Abstract Congenital myotonic dystrophy, the most severe form of myotonic dystrophy, causes weakness, breathing problems, and feeding problems at birth. During childhood, children often have intellectual impairment, fatigue, behavioral concerns and weakness. Importantly, many of the symptoms are distinct from those adults with myotonic dystrophy. In adults with myotonic dystrophy, a toxic RNA repeat expansion leads to global misregulation of RNA splicing. It is not clear if the same mechanism is involved in congenital myotonic dystrophy. Such information is critical since new treatments for myotonic dystrophy target this issue. This proposal is designed to evaluate the pathogenesis of congenital myotonic dystrophy. The investigators will evaluate changes in RNA splicing and gene expression in muscle samples and then validate these changes in a DM1 cell model by enrolling 100 children below the age of 15 with congenital myotonic dystrophy. Children will be evaluated with measures of physical function and cognition at the baseline visit and a fine needle aspirate of the muscle will be collected. Children with congenital myotonic dystrophy will return for a clinical evaluation at 12 months. These children will be compared to 30 histopathologically normal muscle biopsies. In Aim 1, we will initially evaluate changes in RNA splicing and correlate these with the clinical outcome measures to identify those specific transcripts that most directly correlate with symptoms. Key RNA splicing events will be evaluated as predictors of clinical function at the 12-month visit. In Aim 2, we will also evaluate secondary gene expression changes in a similar manner, which has not been done in myotonic dystrophy. Once key gene expression and RNA splicing signatures have been identified, Aim 3 will evaluate them in a DM1 cell model to assess the role of MBNL1 sequestration and other splicing regulators for a particular splice event. This is a key pathogenic mechanism in DM1. At the completion of this project, we will have identified key biomarkers and performed preliminary experiments to understand the role of these events in the mechanism of disease. By better understanding the pathogenesis of congenital myotonic dystrophy, we allow these children access to disease modifying therapies in myotonic dystrophy, as well as identify new therapeutic targets for drug development.

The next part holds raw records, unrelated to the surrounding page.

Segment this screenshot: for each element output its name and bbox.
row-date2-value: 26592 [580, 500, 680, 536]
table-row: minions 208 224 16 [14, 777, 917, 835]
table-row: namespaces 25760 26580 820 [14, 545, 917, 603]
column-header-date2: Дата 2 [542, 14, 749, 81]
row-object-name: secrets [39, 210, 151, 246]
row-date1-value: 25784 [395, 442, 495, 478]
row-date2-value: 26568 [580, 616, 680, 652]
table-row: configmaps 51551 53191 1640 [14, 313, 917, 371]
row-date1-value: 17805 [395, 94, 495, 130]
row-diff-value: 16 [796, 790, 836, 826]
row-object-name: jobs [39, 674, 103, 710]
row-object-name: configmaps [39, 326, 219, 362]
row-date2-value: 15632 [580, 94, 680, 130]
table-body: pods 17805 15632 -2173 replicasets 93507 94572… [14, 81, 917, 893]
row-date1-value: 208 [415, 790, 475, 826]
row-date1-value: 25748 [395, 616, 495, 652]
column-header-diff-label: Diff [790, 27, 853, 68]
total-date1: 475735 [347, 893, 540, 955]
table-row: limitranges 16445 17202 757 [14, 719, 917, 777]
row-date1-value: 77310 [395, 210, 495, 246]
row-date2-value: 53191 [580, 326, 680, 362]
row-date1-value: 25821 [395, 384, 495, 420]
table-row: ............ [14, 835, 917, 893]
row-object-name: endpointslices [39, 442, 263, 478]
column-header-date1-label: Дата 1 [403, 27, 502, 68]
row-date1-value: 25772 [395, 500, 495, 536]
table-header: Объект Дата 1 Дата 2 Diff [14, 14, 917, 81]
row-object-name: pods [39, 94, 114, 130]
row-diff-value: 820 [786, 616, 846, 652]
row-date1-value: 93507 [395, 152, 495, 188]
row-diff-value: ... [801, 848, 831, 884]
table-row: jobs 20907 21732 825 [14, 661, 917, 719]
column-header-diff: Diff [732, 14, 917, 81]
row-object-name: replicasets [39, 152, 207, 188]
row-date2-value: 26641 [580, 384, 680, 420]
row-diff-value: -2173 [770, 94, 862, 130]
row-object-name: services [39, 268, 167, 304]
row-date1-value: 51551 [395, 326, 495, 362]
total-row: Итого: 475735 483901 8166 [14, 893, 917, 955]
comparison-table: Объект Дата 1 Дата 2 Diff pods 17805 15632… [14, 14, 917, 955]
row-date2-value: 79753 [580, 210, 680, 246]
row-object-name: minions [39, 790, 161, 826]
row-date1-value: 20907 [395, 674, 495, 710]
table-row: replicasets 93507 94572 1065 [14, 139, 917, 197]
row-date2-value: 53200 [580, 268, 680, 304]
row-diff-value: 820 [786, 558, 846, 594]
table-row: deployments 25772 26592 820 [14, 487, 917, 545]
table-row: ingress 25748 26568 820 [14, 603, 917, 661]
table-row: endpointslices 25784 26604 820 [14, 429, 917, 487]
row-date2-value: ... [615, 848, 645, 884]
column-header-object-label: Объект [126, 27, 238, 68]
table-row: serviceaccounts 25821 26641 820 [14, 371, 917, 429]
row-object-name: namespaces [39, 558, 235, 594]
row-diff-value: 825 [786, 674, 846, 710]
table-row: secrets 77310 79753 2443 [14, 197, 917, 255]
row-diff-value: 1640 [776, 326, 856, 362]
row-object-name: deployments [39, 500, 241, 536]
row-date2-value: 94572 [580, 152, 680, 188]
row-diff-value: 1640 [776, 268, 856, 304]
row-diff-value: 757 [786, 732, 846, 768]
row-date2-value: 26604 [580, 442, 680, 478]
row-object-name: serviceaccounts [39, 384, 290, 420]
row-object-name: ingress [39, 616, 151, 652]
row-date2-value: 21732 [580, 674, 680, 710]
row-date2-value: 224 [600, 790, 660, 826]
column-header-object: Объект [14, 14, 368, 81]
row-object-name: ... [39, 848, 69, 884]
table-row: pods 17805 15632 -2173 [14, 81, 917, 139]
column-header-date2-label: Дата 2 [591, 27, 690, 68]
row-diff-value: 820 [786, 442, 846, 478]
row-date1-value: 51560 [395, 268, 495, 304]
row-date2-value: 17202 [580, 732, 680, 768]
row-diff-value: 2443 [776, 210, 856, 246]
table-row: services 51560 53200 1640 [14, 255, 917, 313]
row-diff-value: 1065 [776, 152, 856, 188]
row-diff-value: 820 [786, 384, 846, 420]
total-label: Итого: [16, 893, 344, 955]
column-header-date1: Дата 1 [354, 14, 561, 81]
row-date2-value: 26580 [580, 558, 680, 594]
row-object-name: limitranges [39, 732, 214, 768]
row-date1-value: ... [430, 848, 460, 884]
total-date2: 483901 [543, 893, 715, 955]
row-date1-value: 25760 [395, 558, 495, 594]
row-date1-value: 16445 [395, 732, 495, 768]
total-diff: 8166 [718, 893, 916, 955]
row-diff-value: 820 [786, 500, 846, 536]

抽象的 先天性强直性肌营养不良是强直性肌营养不良最严重的形式，其原因 出生时虚弱、呼吸问题和喂养问题。在童年时期，孩子们常常 有智力障碍、疲劳、行为问题和虚弱。重要的是，许多 这些症状与患有强直性肌营养不良的成年人不同。患有肌强直的成人 营养不良，有毒的RNA重复扩增导致RNA剪接的整体失调。它不是 明确先天性强直性肌营养不良是否涉及相同的机制。此类信息是 至关重要，因为强直性肌营养不良的新疗法针对的是这个问题。本提案设计 评估先天性强直性肌营养不良的发病机制。调查人员将评估 肌肉样本中 RNA 剪接和基因表达的变化，然后验证这些 通过招募 100 名 15 岁以下患有先天性疾病的儿童来改变 DM1 细胞模型 强直性肌营养不良。儿童将接受身体机能测量和 将收集基线访视时的认知和肌肉的细针抽吸物。孩子们 先天性强直性肌营养不良患者将在 12 个月时返回接受临床评估。这些 儿童将与 30 个组织病理学正常的肌肉活检进行比较。 在目标 1 中，我们将首先评估 RNA 剪接的变化，并将这些变化与 临床结果测量，以确定与最直接相关的那些特定转录本 症状。关键的 RNA 剪接事件将作为临床功能的预测因子进行评估 为期12个月的访问。在目标 2 中，我们还将以类似的方式评估次要基因表达变化 方式，这在强直性肌营养不良中尚未完成。一旦关键基因表达和RNA 剪接特征已被识别，Aim 3将在DM1细胞模型中对其进行评估以评估 MBNL1 隔离和其他剪接调节因子在特定剪接事件中的作用。这 是 DM1 的关键致病机制。在该项目完成时，我们将确定 关键生物标志物并进行初步实验以了解这些事件的作用 在发病机制上。通过更好地了解先天性肌强直的发病机制 营养不良，我们允许这些孩子接受肌强直的疾病修饰疗法 营养不良，以及确定药物开发的新治疗靶点。